Ya la dama de noche no puede embriagarlo,

ya no pueden las sombras esconderlo

para llorar a solas sus nostalgias.

Surca los mares con angustia y fe.

Los surca y surca en busca de su blanca ballena.

En su despacho mide, una a una, las leguas;

y en su despacho, legua a legua, huye

su sueño, sin saber a dónde fue.

Teme perder con la fuerte galerna

el espumoso rastro de su cola hermosísima

y a veces en la noche, entre sueño y vigilia,

cree conocer coordenadas y rumbo,

pero siempre se funden en sus sienes tan tiernas.

Despierta cuando suena la triste campanilla,

al alba, con los pocos marinos de la guardia.

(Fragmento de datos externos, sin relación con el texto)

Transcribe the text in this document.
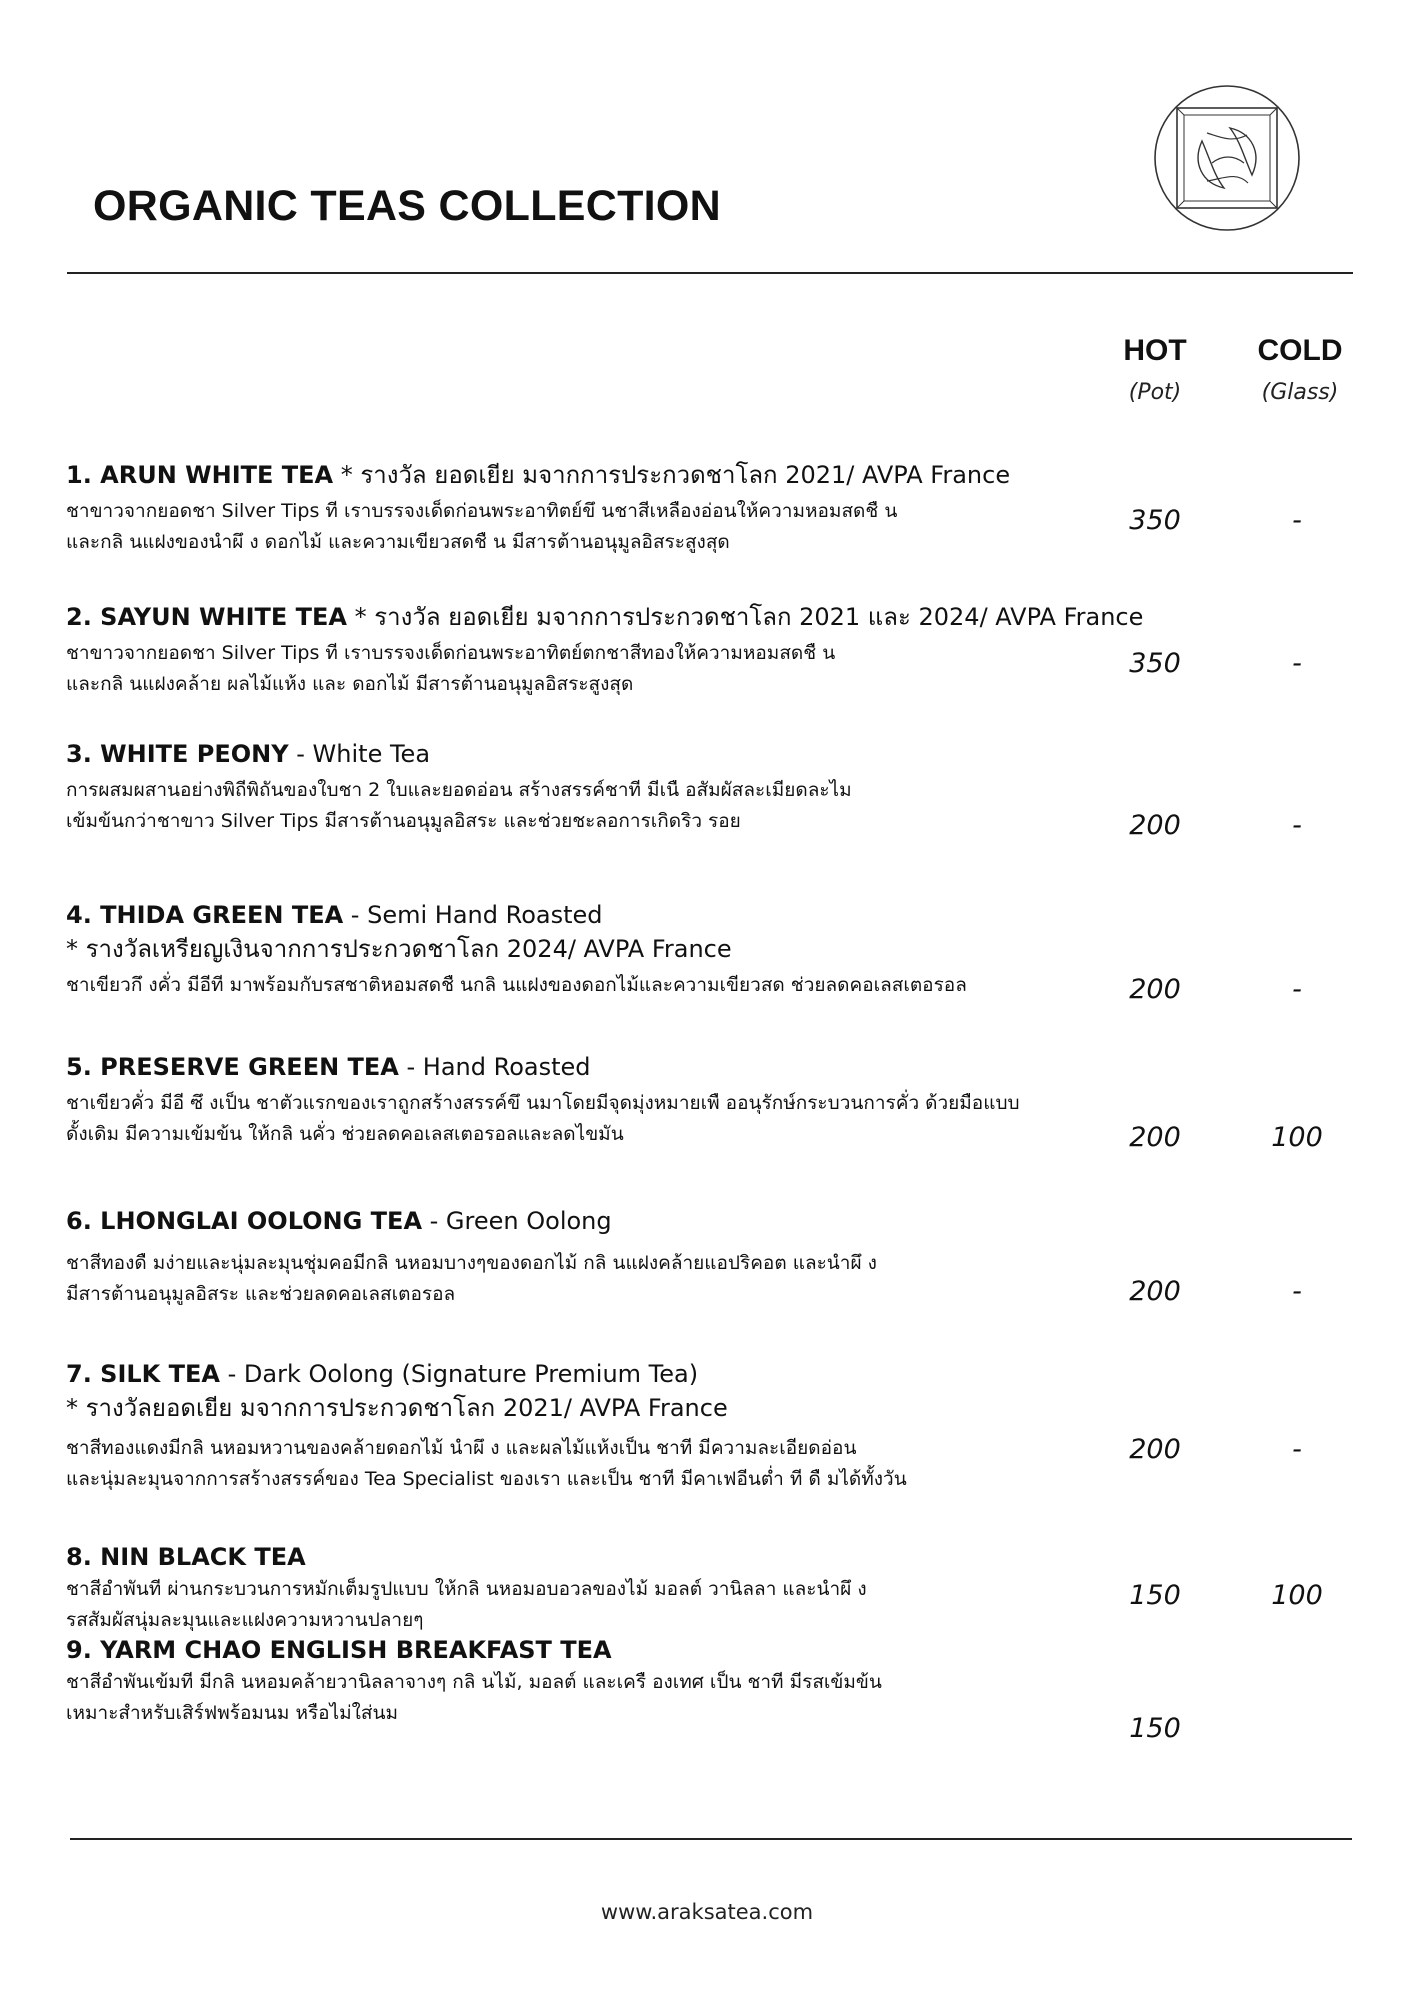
ORGANIC TEAS COLLECTION
HOT
(Pot)
COLD
(Glass)
1. ARUN WHITE TEA * รางวัล ยอดเยีย มจากการประกวดชาโลก 2021/ AVPA France
ชาขาวจากยอดชา Silver Tips ที เราบรรจงเด็ดก่อนพระอาทิตย์ขึ นชาสีเหลืองอ่อนให้ความหอมสดชื น
และกลิ นแฝงของนำผึ ง ดอกไม้ และความเขียวสดชื น มีสารต้านอนุมูลอิสระสูงสุด
350	-
2. SAYUN WHITE TEA * รางวัล ยอดเยีย มจากการประกวดชาโลก 2021 และ 2024/ AVPA France
ชาขาวจากยอดชา Silver Tips ที เราบรรจงเด็ดก่อนพระอาทิตย์ตกชาสีทองให้ความหอมสดชื น
และกลิ นแฝงคล้าย ผลไม้แห้ง และ ดอกไม้ มีสารต้านอนุมูลอิสระสูงสุด
350	-
3. WHITE PEONY - White Tea
การผสมผสานอย่างพิถีพิถันของใบชา 2 ใบและยอดอ่อน สร้างสรรค์ชาที มีเนื อสัมผัสละเมียดละไม
เข้มข้นกว่าชาขาว Silver Tips มีสารต้านอนุมูลอิสระ และช่วยชะลอการเกิดริว รอย	200	-
4. THIDA GREEN TEA - Semi Hand Roasted
* รางวัลเหรียญเงินจากการประกวดชาโลก 2024/ AVPA France
ชาเขียวกึ งคั่ว มีอีที มาพร้อมกับรสชาติหอมสดชื นกลิ นแฝงของดอกไม้และความเขียวสด ช่วยลดคอเลสเตอรอล	200	-
5. PRESERVE GREEN TEA - Hand Roasted
ชาเขียวคั่ว มีอี ซึ งเป็น ชาตัวแรกของเราถูกสร้างสรรค์ขึ นมาโดยมีจุดมุ่งหมายเพื ออนุรักษ์กระบวนการคั่ว ด้วยมือแบบ
ดั้งเดิม มีความเข้มข้น ให้กลิ นคั่ว ช่วยลดคอเลสเตอรอลและลดไขมัน	200	100
6. LHONGLAI OOLONG TEA - Green Oolong
ชาสีทองดื มง่ายและนุ่มละมุนชุ่มคอมีกลิ นหอมบางๆของดอกไม้ กลิ นแฝงคล้ายแอปริคอต และนำผึ ง
มีสารต้านอนุมูลอิสระ และช่วยลดคอเลสเตอรอล	200	-
7. SILK TEA - Dark Oolong (Signature Premium Tea)
* รางวัลยอดเยีย มจากการประกวดชาโลก 2021/ AVPA France
ชาสีทองแดงมีกลิ นหอมหวานของคล้ายดอกไม้ นำผึ ง และผลไม้แห้งเป็น ชาที มีความละเอียดอ่อน
และนุ่มละมุนจากการสร้างสรรค์ของ Tea Specialist ของเรา และเป็น ชาที มีคาเฟอีนต่ำ ที ดื มได้ทั้งวัน
200	-
8. NIN BLACK TEA
ชาสีอำพันที ผ่านกระบวนการหมักเต็มรูปแบบ ให้กลิ นหอมอบอวลของไม้ มอลต์ วานิลลา และนำผึ ง
รสสัมผัสนุ่มละมุนและแฝงความหวานปลายๆ
150	100
9. YARM CHAO ENGLISH BREAKFAST TEA
ชาสีอำพันเข้มที มีกลิ นหอมคล้ายวานิลลาจางๆ กลิ นไม้, มอลต์ และเครื องเทศ เป็น ชาที มีรสเข้มข้น
เหมาะสำหรับเสิร์ฟพร้อมนม หรือไม่ใส่นม	150
www.araksatea.com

Otea la mañana gris, y grises las olas,

y siente que no llega su esperanza:

atusa con nostalgia su barba encanecida.

Ya nadie sabe cuánto tiempo hace

que dejaron atrás los mundanos cetáceos,

los cetáceos carnosos, los húmedos titanes,

y en la tripulación corren rumores

de un tesoro en su estómago gigante.

Don Jota sabe bien qué es lo que alberga,

lo sabe a ciegas, mudo enloquecido,

y sabe —deseante— lo que quiere:

en su vientre vivir, como Jonás,

su vientre enorme, su vientre florido.

Pasea misterioso catando el horizonte,

repasando una idea, cabizbajo y muy serio,

ajustando su párpado hacia un turbio secreto.

Despliega el catalejo un solo instante

y pone el vidrio donde el mar se rompe.

Lo guarda nuevamente, duda y lo despliega,

lo guarda y lo despliega, la duda complaciente,

e inspecciona las olas con demora,

la demora que sufren los amantes

cuando el sol de su vida no se enciende.

A una hora cualquiera de la tarde

desde el castillo de proa sonaron

gritos de avistamiento.

Jota Erre Jota, los ojos en ascuas,

arrolla la cubierta, lanzando por la borda

a un marino interpuesto en su deseo.

Confundida entre las espumas blancas

resopla sin temor a los vigías.

«¡Todo a estribor!», un canto, no una orden,

y sigue con su acorde henchido el pecho,

«¡En ti quiero vivir y hacerme verso

en el jardín de tus blancas entrañas!»

Jardín de su locura, jardín de negras malvas.

Enrosca el brazo en uno de los cabos

más recios de la amura de estribor

exponiendo su cuerpo a los mares y al viento.

Y su barba decrece, sus ojos lagrimean,

si será por la brisa, si será por su aliento.

Montan los ballestones —artilugios

de su propia invención— y lanzan

unos arpones gruesos con la punta encendida,

que iluminan el mar y su ansia iluminan;

pero caen en las olas, en las olas, las olas.

«¡Allí resopla!», gritan los marinos,

pero nadie lo sabe a ciencia cierta

mientras siguen surcando, torpemente y a ciegas,

y cruzan a remolque de una idea

los confines del mapa.

Siguen iluminando el cielo negro

y el mar, reflejo de flechas de plata,

enarbola las mechas que lo surcan doradas

encendiendo su rastro y avivando su pecho

y comienza animado a arrojar otros cuerpos.

Los pocos arponeros que le quedan

temerosos se suben a los botes:

reman estremecidos, y reman con alivio.

Reman no saben dónde, remando a toda prisa.

Don Jota permanece en la cubierta.

«¡Quédate ahí, memoria de los dioses!

¡Oh jardín oceánico! ¡Espera!

¡Engúlleme y ocúltame en tu cúpula!

¡Somos tú, somos yo! ¡Somos estrofa pura!

¡Poema puro! ¡Somos dios!»

Cuentan que trascendida, su imagen hoy ya muerta,

sigue surcando océanos buscando su ballena.